Belle Glade Missionnaries

Le motard est de retour, sauf que là, il s’arrête dans un bar et il boit, il boit, il boit, il boit si bien qu’à la fin, il boite. Il repart en zigzaguant sur sa moto. Une jeune femme l’a repéré, elle le regarde s’éloigner au loin, elle semble amoureuse, elle ne le reverra sans doute jamais, alors elle repart plus triste que jamais… Elle a un troupeau de mouton. Perdue dans ses rêveries, elle n’a pas vu que de nombreuses bêtes de son troupeau sont partis dans le bar et lèchent désormais les restes de bières autour des piles d’alcooliques qui dorment là, assommés par la boisson… Le barman qu’est ivre lui aussi (comble pour un barman) leurs sert à boire. Ils boivent, boivent, boivent, boivent si bien qu’ils boitent. Le jeune femme les ramènent prêt d’elle et s’enfuie dans les champs son troupeau zigzaguant à gauche comme à droite…

Sirens of your toxic spirit

Ça parle de drogue.

(frustrant n’est-il point ?)

Colossus

Un décompte, des rails de trains, un train avec des wagons de toutes les couleurs qui les parcourent. Un wagon avec des moutons et la jeune femme de tout à l’heure dedans. Elle regarde le paysage passer à toute vitesse jusqu’à en avoir le tournis, elle s’allonge dans la paille et rêve à son motard. Elle et lui qui parcourent l’univers. Et puis, ils vieillissent, se disputent tout le temps, se séparent, finissent vieux et moches et morts.

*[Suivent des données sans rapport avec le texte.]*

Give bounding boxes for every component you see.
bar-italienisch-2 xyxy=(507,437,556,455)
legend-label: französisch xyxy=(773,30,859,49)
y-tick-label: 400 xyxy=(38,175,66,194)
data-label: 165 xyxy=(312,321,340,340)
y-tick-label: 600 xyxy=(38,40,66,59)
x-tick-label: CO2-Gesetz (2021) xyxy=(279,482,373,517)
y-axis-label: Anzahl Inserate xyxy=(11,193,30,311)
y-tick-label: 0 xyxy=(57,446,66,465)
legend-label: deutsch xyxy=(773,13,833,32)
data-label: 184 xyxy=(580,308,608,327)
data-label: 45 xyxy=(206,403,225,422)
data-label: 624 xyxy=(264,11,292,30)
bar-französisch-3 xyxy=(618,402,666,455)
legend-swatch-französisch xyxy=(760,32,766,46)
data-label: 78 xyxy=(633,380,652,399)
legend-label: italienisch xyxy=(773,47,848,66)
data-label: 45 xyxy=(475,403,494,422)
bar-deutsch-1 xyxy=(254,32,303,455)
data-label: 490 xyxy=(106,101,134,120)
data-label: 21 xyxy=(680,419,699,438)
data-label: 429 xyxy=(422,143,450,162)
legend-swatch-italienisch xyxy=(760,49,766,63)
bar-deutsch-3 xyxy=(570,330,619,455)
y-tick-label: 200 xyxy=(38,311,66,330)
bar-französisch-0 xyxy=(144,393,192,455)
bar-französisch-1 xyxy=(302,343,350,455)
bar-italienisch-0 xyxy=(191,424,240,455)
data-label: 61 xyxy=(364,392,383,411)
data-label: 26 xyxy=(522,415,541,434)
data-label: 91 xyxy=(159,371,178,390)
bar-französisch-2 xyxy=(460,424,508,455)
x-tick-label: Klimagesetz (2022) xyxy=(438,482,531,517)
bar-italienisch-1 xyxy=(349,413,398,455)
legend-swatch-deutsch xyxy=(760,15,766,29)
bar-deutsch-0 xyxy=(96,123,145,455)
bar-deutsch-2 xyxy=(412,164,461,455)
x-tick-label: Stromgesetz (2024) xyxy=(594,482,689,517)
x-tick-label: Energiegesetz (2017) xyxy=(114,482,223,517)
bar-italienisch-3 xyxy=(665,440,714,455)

Le motard de son côté, se remémore sa soirée d’hier dans une de ses stations essences qu’il parcourt. Il se souvient de cette fille qu’il a trouvé plutôt jolie. Il est triste, il ne la reverra sans doute plus jamais

Triumph of disintegration

Une meute de loup rode dans les montagnes houhouhooooooooouh !

Ils dévorent un troupeau de moutons en peignant leur laine blanche de rouge. La bergère se réveille le lendemain matin et découvre l’odieux spectacle ! Elle est triste. Alors, elle pleure. Ses larmes blanches emplissent tout l’écran, il y a des poissons rouges dedans.

Amphibian Days

C’est un poisson rouge dans un bocal qui fait le tour 1234567890987654321 fois et qui se souvient de tout par cœur. Un chat arrive devant le bocal, il fait tomber l’aquarium, le poisson tombe dans une plante verte et en mange un peu. La plante verte est magique. C’est un génie en pot en fait. Comme les génies de la lampe mais en plus écolo. Le génie exauce le vœu le plus cher du poisson rouge : devenir un oiseau. Bleu et plus gros que le chat de préférence. Le chat se lèche les babines devant un tel volatile. Mais l’oiseau dévore le chat parce que sinon ce serait nul.

She ain’t speakin’ now

J’ai eu la flemme.

(frustrant non ?)

ofMontreal

Hegira Emigré

J’ai pas réussi à transformer la flemme en flamme.

(frustrant ? hein ?hein ?hein ?)

Raindrop in my skull

La bergère pleure, elle est pieds nus dans la boue… Elle marche dans les champs de mais, désemparée par la vie… Il se met à pleuvoir comme pour coller le plus possible à l’atmosphère dans sa tête. Et puis peu à peu, à mesure qu’elle avance, le soleil apparaît. Il se fait de plus en plus gros, de plus en plus insistant avec ses rayons, mais elle, elle n’est toujours pas d’accord.

Imbecile Rages

Le motard surgit d’une colline, la bergère s’élance à sa rencontre. Le motard, enlève son casque et ses lunettes, il s’agit d’une motarde ( à ne pas confondre avec moutarde). Mais cela n’a pas l’air de déranger la bergère, elles partent main dans la main au loin et vécurent heureuses pour toujours.

Fin.

L’album est très bon, selon les critiques, il est plus appréciable que d’habitude, même si je pense que tout le monde ne peut pas forcément apprécier. C’est assez calme (tout en étant rythmé et le chant s’il est souvent violent se laisse entendre de loin) tout en étant complètement cinglé. Pour les fans du genre en bref.

Note : 8/10.

Bises, Indie.

Dans deux semaines : Arcade Fire ~ « Reflektor ».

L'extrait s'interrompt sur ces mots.